The wood top has what one might call character.The top is scratched, stained, and gouged. Its got pieces of tape that are almost part of the wood now they’ve been on so long. But I already know what this is going to look like after I give it a couple of good applications of Old English Scratch Cover and so I think I’ll just do that. Sami has offered to sand the top down and shellac it and I know he’ll do a good job and it will be beautiful and like new but I think I prefer to keep the evidence of a former life and leave the marks alone.
Dudes, it’s a genuine Hi-Lo Typewriter Stand by METALSTAND. The hipsters love these things and there are dozens for sale at any given moment on eBay and etsy , in vintage furniture shops and on craigslist. Most people (young know-nothings) describe this as being made in Philadelphia but the blurry print below the “Hi” that you can’t quite make out here says
so I think that means the patent was registered at the U.S. Patent and Trade mark office in Philadelphia. I don’t know how old this is – all google searches produce links to these for sale not to anything about the item itself, but I think that the fact that this went into production before the foot pedal mechanism to adjust the height was patented is a clue that it was made before America became law suit happy. When was that? A bigger clue though is the excruciatingly correct punctuation. When was the last time it was considered proper to put a period after a state abbreviation? Before zip codes were introduced, I think. And the exquisite PHILA., – a period after the abbreviation plus a comma. So exact. This table was made back when there were rules and everybody stuck to them.
It’s got full length brass piano hinges joining the top pieces and a charming 1 2 identifying the top? or the size of the flap?. That sentence was a fine example of how sloppy punctuation can be in modern America and no one would bat an eye let alone criticize or refer to a “rule”.
The spacing and alignment of the stamping on each side is different so I think these marks must have been made by banging on two separate number-shaped chisel things. I love the idea that somebody’s job was stamping numbers onto table top parts.
And so now that I am face-to-face with the beautiful reality of it, I am abandoning my turquoise spray paint and woodgrain contact paper plan of last week. The largest majority of vintage typewriter stands on the internet are offered for sale as found (yard salers/garbage pickers), the next largest amount are refinished pieces in the $300-$500 range (hipster furniture refinishers) but there is also a disturbing amount of “upscaled” ones that the chalk paint and decoupage crowd over at Pinterest has gotten their paws on.

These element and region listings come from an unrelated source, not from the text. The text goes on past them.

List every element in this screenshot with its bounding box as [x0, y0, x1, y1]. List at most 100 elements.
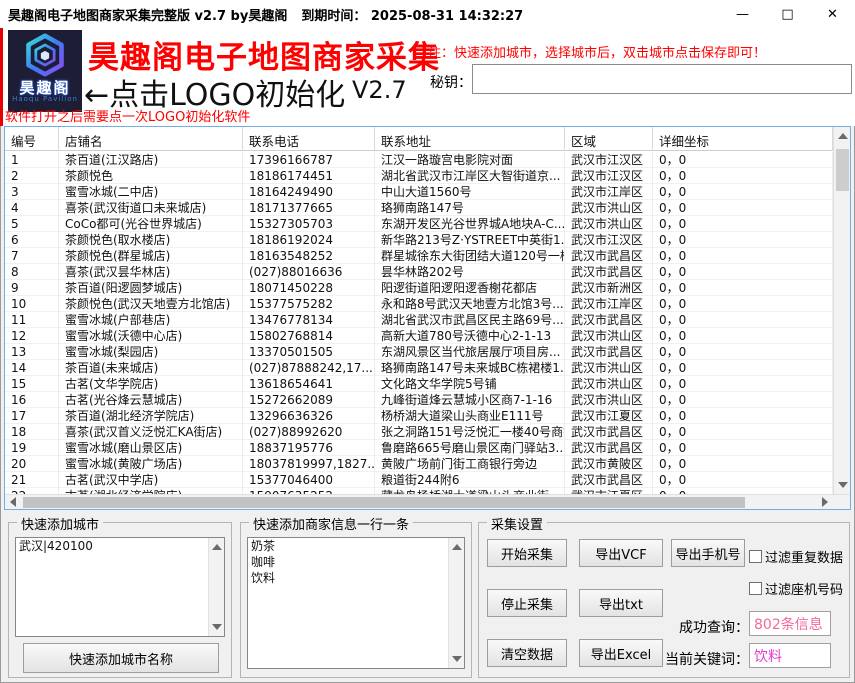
stop-collect-button[interactable]: 停止采集 [487, 589, 567, 617]
cell-coords: 0，0 [653, 152, 833, 168]
merchant-listbox[interactable]: 奶茶咖啡饮料 [247, 537, 465, 669]
table-row[interactable]: 13蜜雪冰城(梨园店)13370501505东湖风景区当代旅居展厅项目房...武… [5, 344, 833, 360]
column-header[interactable]: 联系地址 [375, 127, 565, 150]
cell-name: CoCo都可(光谷世界城店) [59, 216, 243, 232]
cell-phone: 13618654641 [243, 376, 375, 392]
cell-region: 武汉市江夏区 [565, 408, 653, 424]
scroll-up-icon[interactable] [838, 133, 848, 139]
table-row[interactable]: 19蜜雪冰城(磨山景区店)18837195776鲁磨路665号磨山景区南门驿站3… [5, 440, 833, 456]
column-header[interactable]: 编号 [5, 127, 59, 150]
table-row[interactable]: 8喜茶(武汉昙华林店)(027)88016636昙华林路202号武汉市武昌区0，… [5, 264, 833, 280]
export-vcf-button[interactable]: 导出VCF [579, 539, 663, 567]
scroll-down-icon[interactable] [212, 624, 222, 630]
cell-name: 蜜雪冰城(户部巷店) [59, 312, 243, 328]
cell-region: 武汉市武昌区 [565, 248, 653, 264]
table-row[interactable]: 12蜜雪冰城(沃德中心店)15802768814高新大道780号沃德中心2-1-… [5, 328, 833, 344]
cell-name: 茶颜悦色(群星城店) [59, 248, 243, 264]
cell-region: 武汉市江汉区 [565, 168, 653, 184]
table-row[interactable]: 6茶颜悦色(取水楼店)18186192024新华路213号Z·YSTREET中英… [5, 232, 833, 248]
column-header[interactable]: 联系电话 [243, 127, 375, 150]
scroll-down-icon[interactable] [452, 656, 462, 662]
results-table: 编号店铺名联系电话联系地址区域详细坐标 1茶百道(江汉路店)1739616678… [4, 126, 851, 510]
cell-id: 19 [5, 440, 59, 456]
table-row[interactable]: 21古茗(武汉中学店)15377046400粮道街244附6武汉市武昌区0，0 [5, 472, 833, 488]
cell-name: 古茗(文华学院店) [59, 376, 243, 392]
export-excel-button[interactable]: 导出Excel [579, 639, 663, 667]
table-row[interactable]: 5CoCo都可(光谷世界城店)15327305703东湖开发区光谷世界城A地块A… [5, 216, 833, 232]
current-keyword-label: 当前关键词： [665, 649, 749, 669]
table-row[interactable]: 2茶颜悦色18186174451湖北省武汉市江岸区大智街道京...武汉市江汉区0… [5, 168, 833, 184]
cell-coords: 0，0 [653, 456, 833, 472]
cell-address: 高新大道780号沃德中心2-1-13 [375, 328, 565, 344]
table-row[interactable]: 16古茗(光谷烽云慧城店)15272662089九峰街道烽云慧城小区商7-1-1… [5, 392, 833, 408]
scroll-left-icon[interactable] [10, 497, 16, 507]
app-window: 昊趣阁电子地图商家采集完整版 v2.7 by昊趣阁 到期时间： 2025-08-… [0, 0, 855, 683]
clear-data-button[interactable]: 清空数据 [487, 639, 567, 667]
usage-note: 注：快速添加城市，选择城市后，双击城市点击保存即可！ [428, 42, 766, 61]
table-row[interactable]: 15古茗(文华学院店)13618654641文化路文华学院5号铺武汉市洪山区0，… [5, 376, 833, 392]
table-row[interactable]: 14茶百道(未来城店)(027)87888242,17...珞狮南路147号未来… [5, 360, 833, 376]
table-row[interactable]: 9茶百道(阳逻圆梦城店)18071450228阳逻街道阳逻阳逻香榭花都店武汉市新… [5, 280, 833, 296]
checkbox-icon[interactable] [749, 582, 762, 595]
table-row[interactable]: 3蜜雪冰城(二中店)18164249490中山大道1560号武汉市江岸区0，0 [5, 184, 833, 200]
cell-id: 1 [5, 152, 59, 168]
cell-id: 18 [5, 424, 59, 440]
table-row[interactable]: 10茶颜悦色(武汉天地壹方北馆店)15377575282永和路8号武汉天地壹方北… [5, 296, 833, 312]
table-row[interactable]: 4喜茶(武汉街道口未来城店)18171377665珞狮南路147号武汉市洪山区0… [5, 200, 833, 216]
table-row[interactable]: 20蜜雪冰城(黄陂广场店)18037819997,1827...黄陂广场前门街工… [5, 456, 833, 472]
logo-button[interactable]: 昊趣阁 Haoqu Pavilion [8, 30, 82, 112]
list-item[interactable]: 奶茶 [248, 538, 464, 554]
cell-coords: 0，0 [653, 408, 833, 424]
table-row[interactable]: 7茶颜悦色(群星城店)18163548252群星城徐东大街团结大道120号一楼武… [5, 248, 833, 264]
cell-region: 武汉市武昌区 [565, 264, 653, 280]
cell-name: 蜜雪冰城(梨园店) [59, 344, 243, 360]
cell-name: 喜茶(武汉街道口未来城店) [59, 200, 243, 216]
merchant-list-scrollbar[interactable] [448, 538, 464, 668]
cell-name: 茶百道(未来城店) [59, 360, 243, 376]
scroll-up-icon[interactable] [452, 544, 462, 550]
success-count-value: 802条信息 [749, 611, 831, 636]
vertical-scrollbar[interactable] [833, 127, 850, 494]
export-txt-button[interactable]: 导出txt [579, 589, 663, 617]
add-city-button[interactable]: 快速添加城市名称 [23, 643, 219, 673]
horizontal-scrollbar[interactable] [5, 494, 850, 509]
scroll-right-icon[interactable] [822, 497, 828, 507]
checkbox-icon[interactable] [749, 550, 762, 563]
city-panel-title: 快速添加城市 [17, 514, 103, 533]
cell-address: 湖北省武汉市武昌区民主路69号... [375, 312, 565, 328]
version-label: V2.7 [352, 76, 407, 104]
list-item[interactable]: 饮料 [248, 570, 464, 586]
filter-landline-checkbox[interactable]: 过滤座机号码 [749, 579, 843, 598]
horizontal-scroll-thumb[interactable] [23, 497, 745, 508]
maximize-button[interactable]: □ [765, 0, 810, 28]
list-item[interactable]: 咖啡 [248, 554, 464, 570]
start-collect-button[interactable]: 开始采集 [487, 539, 567, 567]
cell-address: 黄陂广场前门街工商银行旁边 [375, 456, 565, 472]
column-header[interactable]: 店铺名 [59, 127, 243, 150]
table-row[interactable]: 17茶百道(湖北经济学院店)13296636326杨桥湖大道梁山头商业E111号… [5, 408, 833, 424]
cell-id: 15 [5, 376, 59, 392]
minimize-button[interactable]: — [720, 0, 765, 28]
vertical-scroll-thumb[interactable] [836, 149, 849, 191]
scroll-up-icon[interactable] [212, 544, 222, 550]
column-header[interactable]: 详细坐标 [653, 127, 833, 150]
column-header[interactable]: 区域 [565, 127, 653, 150]
city-list-scrollbar[interactable] [208, 538, 224, 636]
success-count-label: 成功查询： [679, 617, 749, 637]
city-listbox[interactable]: 武汉|420100 [15, 537, 225, 637]
cell-region: 武汉市江岸区 [565, 184, 653, 200]
table-row[interactable]: 11蜜雪冰城(户部巷店)13476778134湖北省武汉市武昌区民主路69号..… [5, 312, 833, 328]
table-row[interactable]: 1茶百道(江汉路店)17396166787江汉一路璇宫电影院对面武汉市江汉区0，… [5, 152, 833, 168]
close-button[interactable]: ✕ [810, 0, 855, 28]
cell-name: 古茗(光谷烽云慧城店) [59, 392, 243, 408]
table-row[interactable]: 18喜茶(武汉首义泛悦汇KA街店)(027)88992620张之洞路151号泛悦… [5, 424, 833, 440]
list-item[interactable]: 武汉|420100 [16, 538, 224, 554]
export-phone-button[interactable]: 导出手机号 [671, 539, 745, 567]
filter-duplicate-checkbox[interactable]: 过滤重复数据 [749, 547, 843, 566]
cell-phone: 18171377665 [243, 200, 375, 216]
cell-region: 武汉市洪山区 [565, 392, 653, 408]
key-input[interactable] [472, 64, 852, 94]
cell-id: 17 [5, 408, 59, 424]
red-edge-decoration [0, 28, 3, 126]
scroll-down-icon[interactable] [838, 482, 848, 488]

Confession: I do kind of like the addition of a tray to the bottom of that gold and wallpaper one. I might do the same to hold the watering can and fish emulsion drops that my outdoor plants are going to need to make it inside for the length of a New Jersey winter.
UPDATE: I turned my back for a short spin through Goodwill and Dollar Tree and a helpful husband pulled out his sander and “helped” me with the tabletop.